In order to estimate \(\beta\) we need \(H\geq d+1\) and the estimation is done by the weighted least squares (WLS), which consists of minimizing the following objective function: \[ S(\hat{\beta}_{0},\dots,\hat{\beta}_{d})=\sum_{j=-h}^{h}\kappa_{j}(y_{t+j}-\hat{\beta}_{0}-\hat{\beta}_{1}j-\dots-\hat{\beta}_{d}j^{d})^{2} \] where \(\kappa_j\) is a set of weights called kernel. We have \(\kappa_j\geq 0:\kappa_{-j}=\kappa_j\), and with \(K=diag(\kappa_{-h},\dots,\kappa_{h})\), the estimate of \(\beta\) can be written as \(\hat{\beta}=(X'KX)^{1}X'Ky\). With \(e_{1}=\begin{pmatrix}1&0&\cdots&0\end{pmatrix}'\), the estimate of the trend is: \[ \hat{m}_{t}=e_{1}\hat{\beta}=w'y=\sum_{j=-h}^{h}w_{j}y_{t-j}\text{ with }w=KX(X'KX)^{-1}e_{1} \] To conclude, the estimate of the trend \(\hat{m}_{t}\) can be obtained applying the symmetric filter \(w\) to \(y_t\)10. Moreover, \(X'w=e_{1}\) so: \[ \sum_{j=-h}^{h}w_{j}=1,\quad\forall r\in\left\llbracket 1,d\right\rrbracket :\sum_{j=-h}^{h}j^{r}w_{j}=0 \] Hence, the filter \(w\) preserve deterministic polynomial of order \(d\).
3.1 Different kernels
In signal extraction, observations are generally weighted according to their distance from time \(t\): this is the role of the kernel function. In the discrete case, a kernel function is a set of weights \(\kappa_j\), \(j=0,\pm1,\dots,\pm h\) with \(\kappa_j \geq0\) and \(\kappa_j=\kappa_{-j}\). An important class of kernels is the Beta kernels. In the discrete case, up to a proportional factor (so that \(\sum_{j=-h}^h\kappa_j=1\)): \[ \kappa_j = \left( 1- \left\lvert \frac j {h+1} \right\lvert^r \right)^s \] with \(r>0\), \(s\geq 0\). It encompasses all kernels used in this report, except Henderson, trapezoidal and gaussian kernel.The following kernels are considered in this report:
\(r=1,s=0\) uniform kernel: \[\kappa_j^U=1\]

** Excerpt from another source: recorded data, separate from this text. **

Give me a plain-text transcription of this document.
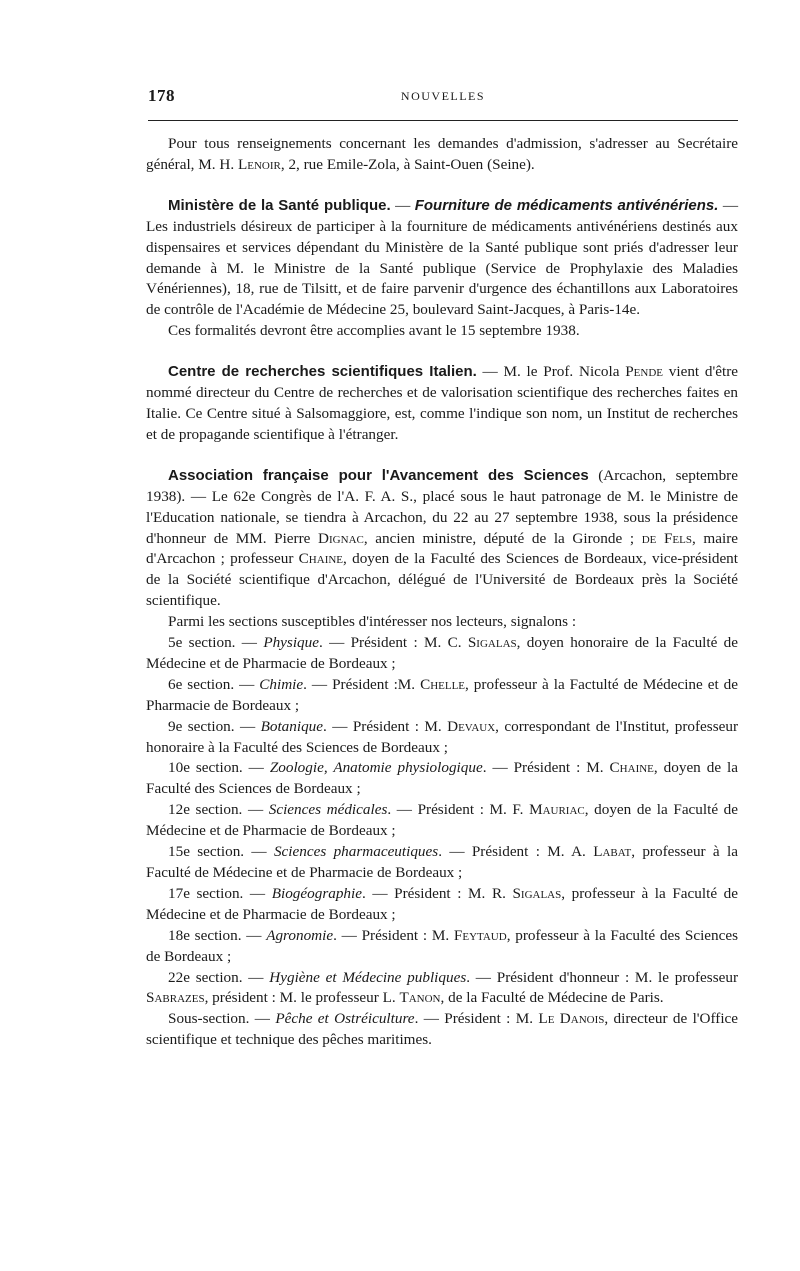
178	NOUVELLES

Pour tous renseignements concernant les demandes d'admission, s'adresser au Secrétaire général, M. H. Lenoir, 2, rue Emile-Zola, à Saint-Ouen (Seine).

Ministère de la Santé publique. — Fourniture de médicaments antivénériens. — Les industriels désireux de participer à la fourniture de médicaments antivénériens destinés aux dispensaires et services dépendant du Ministère de la Santé publique sont priés d'adresser leur demande à M. le Ministre de la Santé publique (Service de Prophylaxie des Maladies Vénériennes), 18, rue de Tilsitt, et de faire parvenir d'urgence des échantillons aux Laboratoires de contrôle de l'Académie de Médecine 25, boulevard Saint-Jacques, à Paris-14e.

Ces formalités devront être accomplies avant le 15 septembre 1938.

Centre de recherches scientifiques Italien. — M. le Prof. Nicola Pende vient d'être nommé directeur du Centre de recherches et de valorisation scientifique des recherches faites en Italie. Ce Centre situé à Salsomaggiore, est, comme l'indique son nom, un Institut de recherches et de propagande scientifique à l'étranger.

Association française pour l'Avancement des Sciences (Arcachon, septembre 1938). — Le 62e Congrès de l'A. F. A. S., placé sous le haut patronage de M. le Ministre de l'Education nationale, se tiendra à Arcachon, du 22 au 27 septembre 1938, sous la présidence d'honneur de MM. Pierre Dignac, ancien ministre, député de la Gironde ; de Fels, maire d'Arcachon ; professeur Chaine, doyen de la Faculté des Sciences de Bordeaux, vice-président de la Société scientifique d'Arcachon, délégué de l'Université de Bordeaux près la Société scientifique.

Parmi les sections susceptibles d'intéresser nos lecteurs, signalons :

5e section. — Physique. — Président : M. C. Sigalas, doyen honoraire de la Faculté de Médecine et de Pharmacie de Bordeaux ;

6e section. — Chimie. — Président :M. Chelle, professeur à la Factulté de Médecine et de Pharmacie de Bordeaux ;

9e section. — Botanique. — Président : M. Devaux, correspondant de l'Institut, professeur honoraire à la Faculté des Sciences de Bordeaux ;

10e section. — Zoologie, Anatomie physiologique. — Président : M. Chaine, doyen de la Faculté des Sciences de Bordeaux ;

12e section. — Sciences médicales. — Président : M. F. Mauriac, doyen de la Faculté de Médecine et de Pharmacie de Bordeaux ;

15e section. — Sciences pharmaceutiques. — Président : M. A. Labat, professeur à la Faculté de Médecine et de Pharmacie de Bordeaux ;

17e section. — Biogéographie. — Président : M. R. Sigalas, professeur à la Faculté de Médecine et de Pharmacie de Bordeaux ;

18e section. — Agronomie. — Président : M. Feytaud, professeur à la Faculté des Sciences de Bordeaux ;

22e section. — Hygiène et Médecine publiques. — Président d'honneur : M. le professeur Sabrazes, président : M. le professeur L. Tanon, de la Faculté de Médecine de Paris.

Sous-section. — Pêche et Ostréiculture. — Président : M. Le Danois, directeur de l'Office scientifique et technique des pêches maritimes.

\(r=s=1\) triangle kernel: \[\kappa_j^T=\left( 1- \left\lvert \frac j {h+1} \right\lvert \right)\]
\(r=2,s=1\) Epanechnikov (or Parabolic) kernel: \[\kappa_j^E=\left( 1- \left\lvert \frac j {h+1} \right\lvert^2 \right)\]
\(r=s=2\) biweight kernel: \[\kappa_j^{BW}=\left( 1- \left\lvert \frac j {h+1} \right\lvert^2 \right)^2\]

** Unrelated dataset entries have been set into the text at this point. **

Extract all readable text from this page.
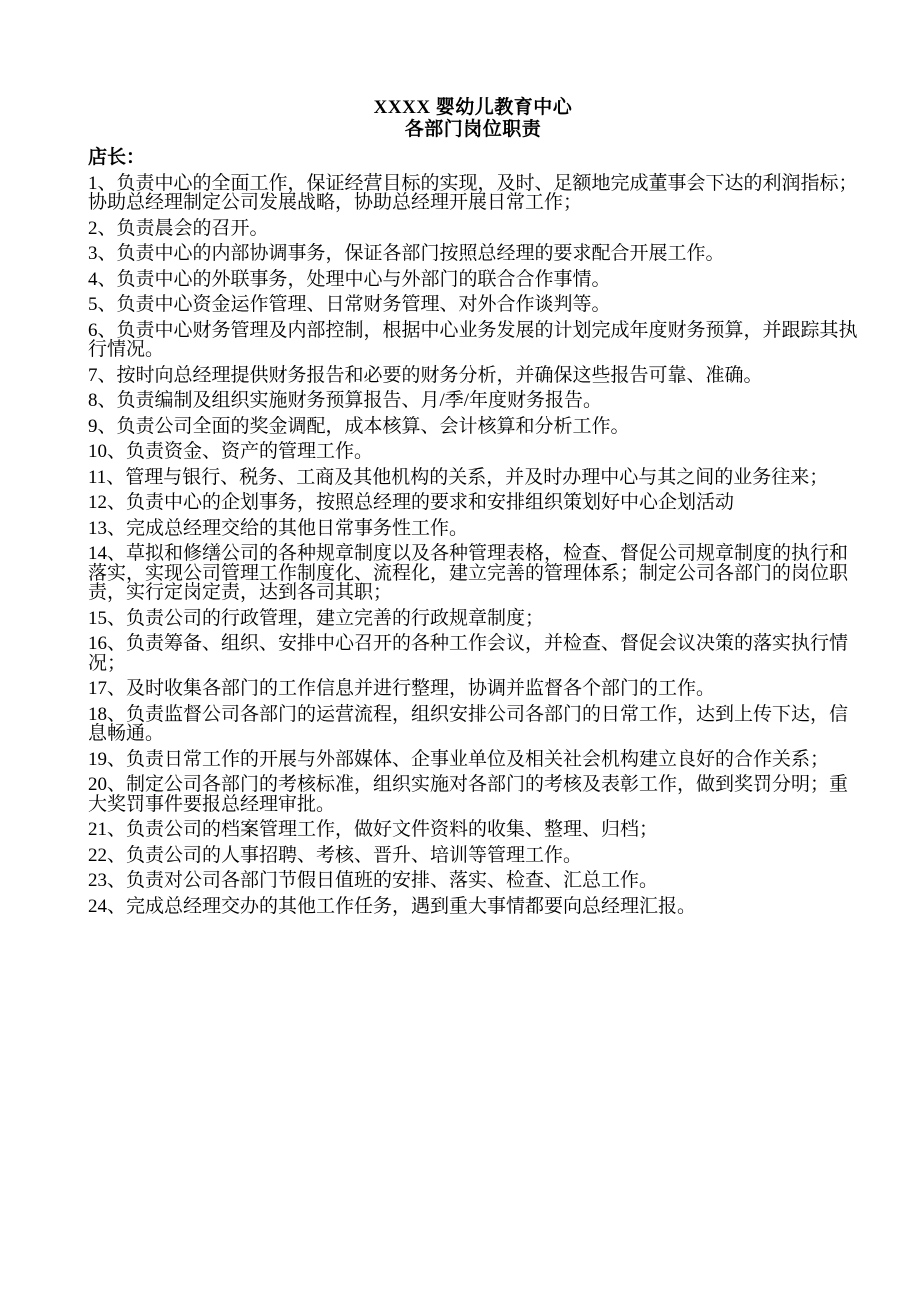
XXXX 婴幼儿教育中心
各部门岗位职责
店长：

1、负责中心的全面工作，保证经营目标的实现，及时、足额地完成董事会下达的利润指标；协助总经理制定公司发展战略，协助总经理开展日常工作；

2、负责晨会的召开。

3、负责中心的内部协调事务，保证各部门按照总经理的要求配合开展工作。

4、负责中心的外联事务，处理中心与外部门的联合合作事情。

5、负责中心资金运作管理、日常财务管理、对外合作谈判等。

6、负责中心财务管理及内部控制，根据中心业务发展的计划完成年度财务预算，并跟踪其执行情况。

7、按时向总经理提供财务报告和必要的财务分析，并确保这些报告可靠、准确。

8、负责编制及组织实施财务预算报告、月/季/年度财务报告。

9、负责公司全面的奖金调配，成本核算、会计核算和分析工作。

10、负责资金、资产的管理工作。

11、管理与银行、税务、工商及其他机构的关系，并及时办理中心与其之间的业务往来；

12、负责中心的企划事务，按照总经理的要求和安排组织策划好中心企划活动

13、完成总经理交给的其他日常事务性工作。

14、草拟和修缮公司的各种规章制度以及各种管理表格，检查、督促公司规章制度的执行和落实，实现公司管理工作制度化、流程化，建立完善的管理体系；制定公司各部门的岗位职责，实行定岗定责，达到各司其职；

15、负责公司的行政管理，建立完善的行政规章制度；

16、负责筹备、组织、安排中心召开的各种工作会议，并检查、督促会议决策的落实执行情况；

17、及时收集各部门的工作信息并进行整理，协调并监督各个部门的工作。

18、负责监督公司各部门的运营流程，组织安排公司各部门的日常工作，达到上传下达，信息畅通。

19、负责日常工作的开展与外部媒体、企事业单位及相关社会机构建立良好的合作关系；

20、制定公司各部门的考核标准，组织实施对各部门的考核及表彰工作，做到奖罚分明；重大奖罚事件要报总经理审批。

21、负责公司的档案管理工作，做好文件资料的收集、整理、归档；

22、负责公司的人事招聘、考核、晋升、培训等管理工作。

23、负责对公司各部门节假日值班的安排、落实、检查、汇总工作。

24、完成总经理交办的其他工作任务，遇到重大事情都要向总经理汇报。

\(r = 2, s = 3\) triweight kernel: \[\kappa_j^{TW}=\left( 1- \left\lvert \frac j {h+1} \right\lvert^2 \right)^3\]
\(r = s = 3\) tricube kernel: \[\kappa_j^{TC}=\left( 1- \left\lvert \frac j {h+1} \right\lvert^3 \right)^3\]

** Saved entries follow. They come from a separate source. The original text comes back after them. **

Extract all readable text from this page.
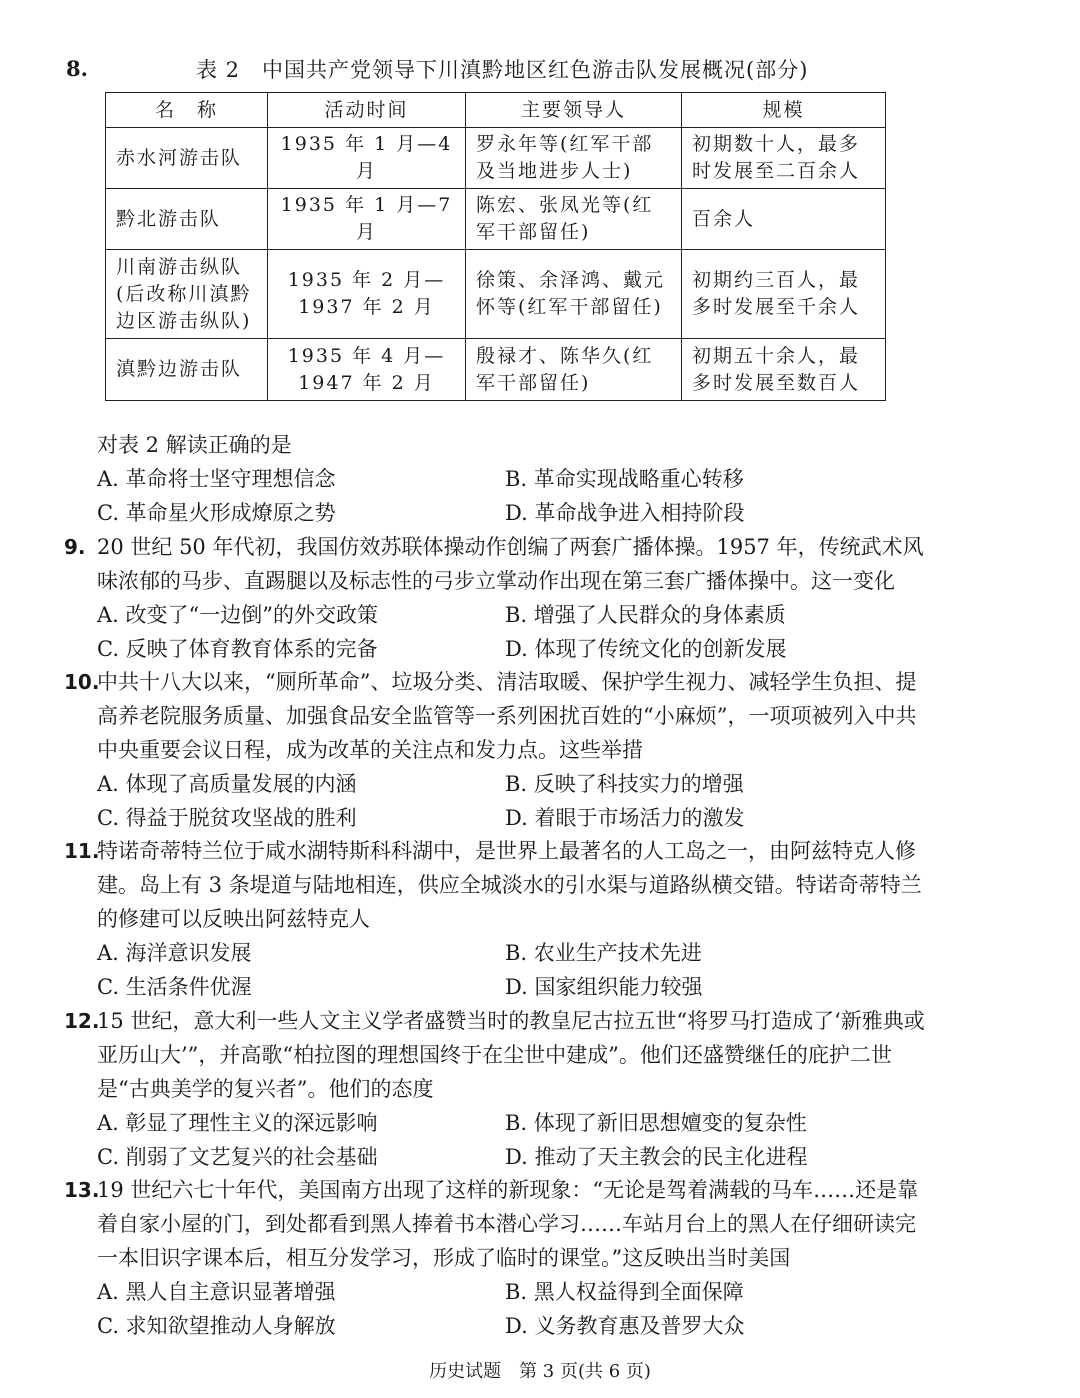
8.	表 2　中国共产党领导下川滇黔地区红色游击队发展概况(部分)
名　称	活动时间	主要领导人	规模
赤水河游击队	1935 年 1 月—4 月	罗永年等(红军干部及当地进步人士)	初期数十人，最多时发展至二百余人
黔北游击队	1935 年 1 月—7 月	陈宏、张凤光等(红军干部留任)	百余人
川南游击纵队(后改称川滇黔边区游击纵队)	1935 年 2 月—1937 年 2 月	徐策、余泽鸿、戴元怀等(红军干部留任)	初期约三百人，最多时发展至千余人
滇黔边游击队	1935 年 4 月—1947 年 2 月	殷禄才、陈华久(红军干部留任)	初期五十余人，最多时发展至数百人

对表 2 解读正确的是

A. 革命将士坚守理想信念	B. 革命实现战略重心转移
C. 革命星火形成燎原之势	D. 革命战争进入相持阶段

9. 20 世纪 50 年代初，我国仿效苏联体操动作创编了两套广播体操。1957 年，传统武术风味浓郁的马步、直踢腿以及标志性的弓步立掌动作出现在第三套广播体操中。这一变化

A. 改变了“一边倒”的外交政策	B. 增强了人民群众的身体素质
C. 反映了体育教育体系的完备	D. 体现了传统文化的创新发展

10.
中共十八大以来，“厕所革命”、垃圾分类、清洁取暖、保护学生视力、减轻学生负担、提高养老院服务质量、加强食品安全监管等一系列困扰百姓的“小麻烦”，一项项被列入中共中央重要会议日程，成为改革的关注点和发力点。这些举措

A. 体现了高质量发展的内涵	B. 反映了科技实力的增强
C. 得益于脱贫攻坚战的胜利	D. 着眼于市场活力的激发

11.
特诺奇蒂特兰位于咸水湖特斯科科湖中，是世界上最著名的人工岛之一，由阿兹特克人修建。岛上有 3 条堤道与陆地相连，供应全城淡水的引水渠与道路纵横交错。特诺奇蒂特兰的修建可以反映出阿兹特克人

A. 海洋意识发展	B. 农业生产技术先进
C. 生活条件优渥	D. 国家组织能力较强

12.
15 世纪，意大利一些人文主义学者盛赞当时的教皇尼古拉五世“将罗马打造成了‘新雅典或亚历山大’”，并高歌“柏拉图的理想国终于在尘世中建成”。他们还盛赞继任的庇护二世是“古典美学的复兴者”。他们的态度

A. 彰显了理性主义的深远影响	B. 体现了新旧思想嬗变的复杂性
C. 削弱了文艺复兴的社会基础	D. 推动了天主教会的民主化进程

13.
19 世纪六七十年代，美国南方出现了这样的新现象：“无论是驾着满载的马车……还是靠着自家小屋的门，到处都看到黑人捧着书本潜心学习……车站月台上的黑人在仔细研读完一本旧识字课本后，相互分发学习，形成了临时的课堂。”这反映出当时美国

A. 黑人自主意识显著增强	B. 黑人权益得到全面保障
C. 求知欲望推动人身解放	D. 义务教育惠及普罗大众
历史试题　第 3 页(共 6 页)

Henderson kernel (see section 3.1.1 for more details): \[ \kappa_{j}=\left[1-\frac{j^2}{(h+1)^2}\right] \left[1-\frac{j^2}{(h+2)^2}\right] \left[1-\frac{j^2}{(h+3)^2}\right] \]
Trapezoidal kernel: \[ \kappa_j^{TP}= \begin{cases} \frac{1}{3(2h-1)} & \text{ if }j=\pm h \\ \frac{2}{3(2h-1)} & \text{ if }j=\pm (h-1)\\ \frac{1}{2h-1}& \text{ otherwise} \end{cases} \]
Gaussian kernel11: \[ \kappa_j^G=\exp\left( -\frac{ j^2 }{ 2\sigma^2h^2 }\right) \]
Henderson, trapezoidal and gaussian kernel are very specific:
The Henderson and trapezoidal kernel functions change with the bandwidth (the other kernel only depend on the ratio \(j/h+1\)).
Other definitions of the trapezoidal and gaussian kernel can be used. The trapezoidal kernel is here considered because it corresponds to the filter used to extract the seasonal component in the X-12ARIMA algorithm. Therefore it is never used to extract trend-cycle component.